April 27, 2020
If you’d like to join me in helping Lakota families and/or rural libraries this year, please read this post. Over 6 weeks in 2019, we raised $2669.94 for the Lakota families, touching 27 lives. What can we do in 2020?
Current total: Lakota, $640.74; Rural libraries, $321.62.
Weeks 5 and 6 of shutdown in the Bay Area.
This is a record of our weekdays. Video calls with other kids have been spectacularly Not Fun.
Week 5, Day 1: Most of the time, I’m dropping quick money updates in PiC’s ear. He may listen, he may not, but he knows I’ve got it. Things are exceptionally topsy turvy because he actually asked for a check in on our finances. Since I’m obsessively on top of them, it was easy to give him the birds’ eye view. Basically: we’re on the right track, we have a plan, I tweaked it a bit, but as long as we keep our jobs and incomes, we will be ok. We stash lots of cash in case of job loss, but you know I’m going to worry if we do lose a job. It’s how I’m built.
Jenny got me thinking about the Dragonbox apps as way to incorporate math for the kiddo. I would have to find my iPad and charger though. 😬
PiC has me concerned about his job security.
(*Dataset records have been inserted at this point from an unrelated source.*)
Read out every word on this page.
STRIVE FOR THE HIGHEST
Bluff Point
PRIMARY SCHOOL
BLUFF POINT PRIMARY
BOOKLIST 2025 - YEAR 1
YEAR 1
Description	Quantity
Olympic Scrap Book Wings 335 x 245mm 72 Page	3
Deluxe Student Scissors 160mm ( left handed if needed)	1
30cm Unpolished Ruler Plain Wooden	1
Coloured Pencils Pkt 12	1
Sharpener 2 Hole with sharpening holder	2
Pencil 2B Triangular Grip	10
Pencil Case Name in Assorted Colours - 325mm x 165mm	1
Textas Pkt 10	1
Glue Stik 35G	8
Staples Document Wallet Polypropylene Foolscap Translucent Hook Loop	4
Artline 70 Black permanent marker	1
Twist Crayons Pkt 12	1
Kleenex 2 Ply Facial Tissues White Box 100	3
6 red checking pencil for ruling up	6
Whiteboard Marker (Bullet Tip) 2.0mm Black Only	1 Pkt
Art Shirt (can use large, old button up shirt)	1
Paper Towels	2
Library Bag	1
I don’t want to have to add worrying about his job on top of my not sleeping, and my extra heavy workload. I just do not want one more thing on this plate please and thank you. I last resolved to go limp on this one and I am very bad at it.
Week 5, Day 2: This was a particularly grumpy day. JB was defiant and rude and frankly bratty most of the day, and simply could not deal.
I was not in the best form myself and my patience wore thin by the time I hit the 6th repetition of simple instructions that they refused to follow. Thank goodness for the one day of warm sun to at least somewhat offset the high level of grouch of the day.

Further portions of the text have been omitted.